The video, produced by global production and post production company Picture Farm, uncovers the heart of the beauty and grandeur of nature that Save the Elephants strives to maintain, painted against the backdrop of some of New York City’s most iconic locations. The juxtaposition of two Samburu warriors from the heart of the African bush in Northern Kenya in their native attire against the bustle and coldness of a concrete jungle, crafted by director Kess Broekman-Dattner, creates a peaceful portrait of natural beauty dropped into an urbanized, human-constructed environment. A cinematic score by Ryan Teague provides a graceful and tranquil undertone to the impactful film. The film captures the two Samburu warriors, Benjamin Loloju (pictured right) from Save The Elephants and Letoiye Serenoy from Elephant Watch Camp in Samburu National Reserve on their first ever voyage outside of Kenya. Both warriors grew up in Samburu surrounded by elephants and now use their expertise and knowledge to protect them.
When Melbourne-born Broekman-Dattner first came to New York, he was immediately struck by the lack of connection to nature amidst the dynamic energy and history of the city. With this film, he casts the Save the Elephants ambassadors as messengers of nature, bringing their serene spirits to the big city to reconnect those who have perhaps lost touch with natural world’s unparalleled grace and abundance.

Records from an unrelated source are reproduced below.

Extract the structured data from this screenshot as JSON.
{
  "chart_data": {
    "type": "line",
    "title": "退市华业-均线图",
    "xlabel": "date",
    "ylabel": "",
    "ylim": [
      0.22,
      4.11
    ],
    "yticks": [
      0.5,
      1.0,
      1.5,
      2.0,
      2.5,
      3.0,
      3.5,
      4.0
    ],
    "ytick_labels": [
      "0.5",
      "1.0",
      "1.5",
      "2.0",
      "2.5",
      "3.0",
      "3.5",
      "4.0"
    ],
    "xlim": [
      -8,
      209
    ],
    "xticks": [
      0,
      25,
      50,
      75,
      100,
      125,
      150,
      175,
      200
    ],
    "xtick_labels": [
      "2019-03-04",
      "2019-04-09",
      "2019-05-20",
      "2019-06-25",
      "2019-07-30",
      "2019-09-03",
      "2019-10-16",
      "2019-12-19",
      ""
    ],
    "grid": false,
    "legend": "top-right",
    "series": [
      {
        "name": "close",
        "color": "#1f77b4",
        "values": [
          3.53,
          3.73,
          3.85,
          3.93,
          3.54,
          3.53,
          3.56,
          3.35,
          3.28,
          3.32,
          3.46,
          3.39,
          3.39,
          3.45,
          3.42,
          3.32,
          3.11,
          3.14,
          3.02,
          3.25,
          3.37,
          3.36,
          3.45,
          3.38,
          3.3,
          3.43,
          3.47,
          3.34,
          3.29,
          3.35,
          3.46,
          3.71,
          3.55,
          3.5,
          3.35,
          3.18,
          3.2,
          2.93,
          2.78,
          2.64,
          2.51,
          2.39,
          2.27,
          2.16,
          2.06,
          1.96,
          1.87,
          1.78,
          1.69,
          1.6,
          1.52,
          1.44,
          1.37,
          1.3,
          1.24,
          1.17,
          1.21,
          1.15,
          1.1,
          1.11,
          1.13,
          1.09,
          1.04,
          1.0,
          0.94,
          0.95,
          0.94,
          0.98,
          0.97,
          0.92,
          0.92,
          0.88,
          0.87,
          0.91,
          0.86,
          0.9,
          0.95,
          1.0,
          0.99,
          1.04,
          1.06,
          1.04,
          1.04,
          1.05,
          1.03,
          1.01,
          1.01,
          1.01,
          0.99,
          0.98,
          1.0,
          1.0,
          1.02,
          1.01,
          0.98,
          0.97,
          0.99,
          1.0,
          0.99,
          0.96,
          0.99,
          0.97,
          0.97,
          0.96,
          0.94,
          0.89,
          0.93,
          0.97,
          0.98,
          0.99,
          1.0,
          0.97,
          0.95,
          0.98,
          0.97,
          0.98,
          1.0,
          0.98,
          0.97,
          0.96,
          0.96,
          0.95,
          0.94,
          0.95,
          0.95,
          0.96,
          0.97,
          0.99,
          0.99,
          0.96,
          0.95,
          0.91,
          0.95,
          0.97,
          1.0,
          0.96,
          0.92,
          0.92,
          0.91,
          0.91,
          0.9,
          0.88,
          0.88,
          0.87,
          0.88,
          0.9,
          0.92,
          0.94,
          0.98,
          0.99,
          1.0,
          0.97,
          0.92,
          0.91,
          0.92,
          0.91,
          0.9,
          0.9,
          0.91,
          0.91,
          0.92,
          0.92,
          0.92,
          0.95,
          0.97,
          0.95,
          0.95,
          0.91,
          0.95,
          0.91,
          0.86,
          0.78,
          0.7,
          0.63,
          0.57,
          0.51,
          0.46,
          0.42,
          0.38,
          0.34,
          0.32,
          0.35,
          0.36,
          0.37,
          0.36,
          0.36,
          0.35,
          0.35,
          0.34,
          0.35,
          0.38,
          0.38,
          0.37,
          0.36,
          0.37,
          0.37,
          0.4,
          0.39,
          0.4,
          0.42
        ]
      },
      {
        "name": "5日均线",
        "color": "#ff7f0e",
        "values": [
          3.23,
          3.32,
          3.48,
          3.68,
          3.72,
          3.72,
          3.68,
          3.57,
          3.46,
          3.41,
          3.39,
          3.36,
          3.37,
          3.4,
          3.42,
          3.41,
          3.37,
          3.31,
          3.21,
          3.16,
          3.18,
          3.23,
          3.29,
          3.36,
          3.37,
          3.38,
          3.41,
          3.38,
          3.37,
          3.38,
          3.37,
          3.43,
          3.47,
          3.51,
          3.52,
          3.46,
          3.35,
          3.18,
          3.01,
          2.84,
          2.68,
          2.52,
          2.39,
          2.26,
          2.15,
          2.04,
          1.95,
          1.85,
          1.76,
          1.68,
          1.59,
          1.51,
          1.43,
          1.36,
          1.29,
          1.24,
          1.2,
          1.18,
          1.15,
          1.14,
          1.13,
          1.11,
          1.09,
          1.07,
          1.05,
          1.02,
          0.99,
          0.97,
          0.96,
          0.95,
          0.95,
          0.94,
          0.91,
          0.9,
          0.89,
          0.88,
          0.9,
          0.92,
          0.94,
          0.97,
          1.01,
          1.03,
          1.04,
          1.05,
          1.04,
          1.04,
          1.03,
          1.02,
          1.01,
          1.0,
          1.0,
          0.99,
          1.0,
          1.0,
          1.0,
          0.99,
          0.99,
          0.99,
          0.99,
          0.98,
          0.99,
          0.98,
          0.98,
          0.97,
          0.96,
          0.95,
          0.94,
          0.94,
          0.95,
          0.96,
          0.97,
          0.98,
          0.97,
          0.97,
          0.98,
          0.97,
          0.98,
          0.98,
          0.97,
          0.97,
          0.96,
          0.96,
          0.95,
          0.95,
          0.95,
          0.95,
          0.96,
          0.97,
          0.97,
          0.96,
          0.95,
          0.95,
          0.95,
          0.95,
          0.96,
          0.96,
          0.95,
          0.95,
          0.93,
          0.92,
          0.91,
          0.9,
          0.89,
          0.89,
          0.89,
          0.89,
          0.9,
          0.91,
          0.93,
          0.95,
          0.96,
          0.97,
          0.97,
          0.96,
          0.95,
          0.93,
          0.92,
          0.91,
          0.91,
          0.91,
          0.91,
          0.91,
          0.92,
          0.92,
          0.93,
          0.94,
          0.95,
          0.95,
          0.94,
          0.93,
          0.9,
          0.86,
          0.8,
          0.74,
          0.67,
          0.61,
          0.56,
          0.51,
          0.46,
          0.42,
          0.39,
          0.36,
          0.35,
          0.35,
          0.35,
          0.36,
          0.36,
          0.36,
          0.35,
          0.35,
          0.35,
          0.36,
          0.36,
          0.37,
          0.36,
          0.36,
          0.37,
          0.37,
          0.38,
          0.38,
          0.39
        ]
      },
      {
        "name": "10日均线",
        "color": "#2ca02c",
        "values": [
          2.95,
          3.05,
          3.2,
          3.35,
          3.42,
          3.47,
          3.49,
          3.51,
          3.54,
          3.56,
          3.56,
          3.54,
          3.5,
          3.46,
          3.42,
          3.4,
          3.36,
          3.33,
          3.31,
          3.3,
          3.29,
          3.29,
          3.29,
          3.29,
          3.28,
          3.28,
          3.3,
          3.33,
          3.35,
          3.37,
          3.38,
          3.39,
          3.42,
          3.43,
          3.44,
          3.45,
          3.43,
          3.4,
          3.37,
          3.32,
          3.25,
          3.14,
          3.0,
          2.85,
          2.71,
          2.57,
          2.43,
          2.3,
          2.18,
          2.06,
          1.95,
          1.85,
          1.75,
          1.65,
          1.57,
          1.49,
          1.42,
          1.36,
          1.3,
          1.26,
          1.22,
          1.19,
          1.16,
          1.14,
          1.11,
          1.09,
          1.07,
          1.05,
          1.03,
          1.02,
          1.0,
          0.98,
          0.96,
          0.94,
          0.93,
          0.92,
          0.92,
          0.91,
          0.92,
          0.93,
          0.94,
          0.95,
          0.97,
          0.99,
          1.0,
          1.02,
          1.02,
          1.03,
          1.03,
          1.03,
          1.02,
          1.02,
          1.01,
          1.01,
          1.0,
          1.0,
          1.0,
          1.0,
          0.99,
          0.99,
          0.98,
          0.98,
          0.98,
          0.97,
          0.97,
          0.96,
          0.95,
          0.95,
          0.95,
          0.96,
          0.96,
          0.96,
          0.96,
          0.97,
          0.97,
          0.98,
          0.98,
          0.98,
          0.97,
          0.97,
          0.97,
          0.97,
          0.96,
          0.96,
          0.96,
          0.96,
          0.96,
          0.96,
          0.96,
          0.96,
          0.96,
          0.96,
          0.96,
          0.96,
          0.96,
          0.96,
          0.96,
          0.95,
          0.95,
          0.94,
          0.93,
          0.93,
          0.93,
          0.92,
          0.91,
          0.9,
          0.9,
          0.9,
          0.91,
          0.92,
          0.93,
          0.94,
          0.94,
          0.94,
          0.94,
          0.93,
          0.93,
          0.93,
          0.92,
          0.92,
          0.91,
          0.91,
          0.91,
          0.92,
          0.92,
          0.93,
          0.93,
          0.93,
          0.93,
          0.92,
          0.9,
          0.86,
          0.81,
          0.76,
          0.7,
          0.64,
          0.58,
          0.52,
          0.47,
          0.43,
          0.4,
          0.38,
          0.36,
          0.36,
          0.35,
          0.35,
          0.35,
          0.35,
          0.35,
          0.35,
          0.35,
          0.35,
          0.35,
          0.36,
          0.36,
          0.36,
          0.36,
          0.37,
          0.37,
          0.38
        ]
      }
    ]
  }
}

“When I met with the individuals from Save the Elephants, I was struck by their gentle, gracious and loving sensibility and really wanted that to come through in the film,” notes Broekman-Dattner. “I hope that those who have been caught up in the human side of the city will be reminded of the importance of a true connection to nature.”
Save The Elephants’ CEO Frank Pope says, “Picture Farm and Kess have created a beautiful moving film that captures the complexity of the relationship between the natural world and the cities that most people live in. Life in the African bush could never prepare these warriors for NY but they embraced the city and hopefully passed on a a little of their spirit. We hope people around the world, New Yorkers in particular, will be moved by the film and embrace the natural world.”
The piece is created in hopes of reminding audiences, whether in urban or rural environments, to appreciate nature and help preserve and retain its ecological splendor.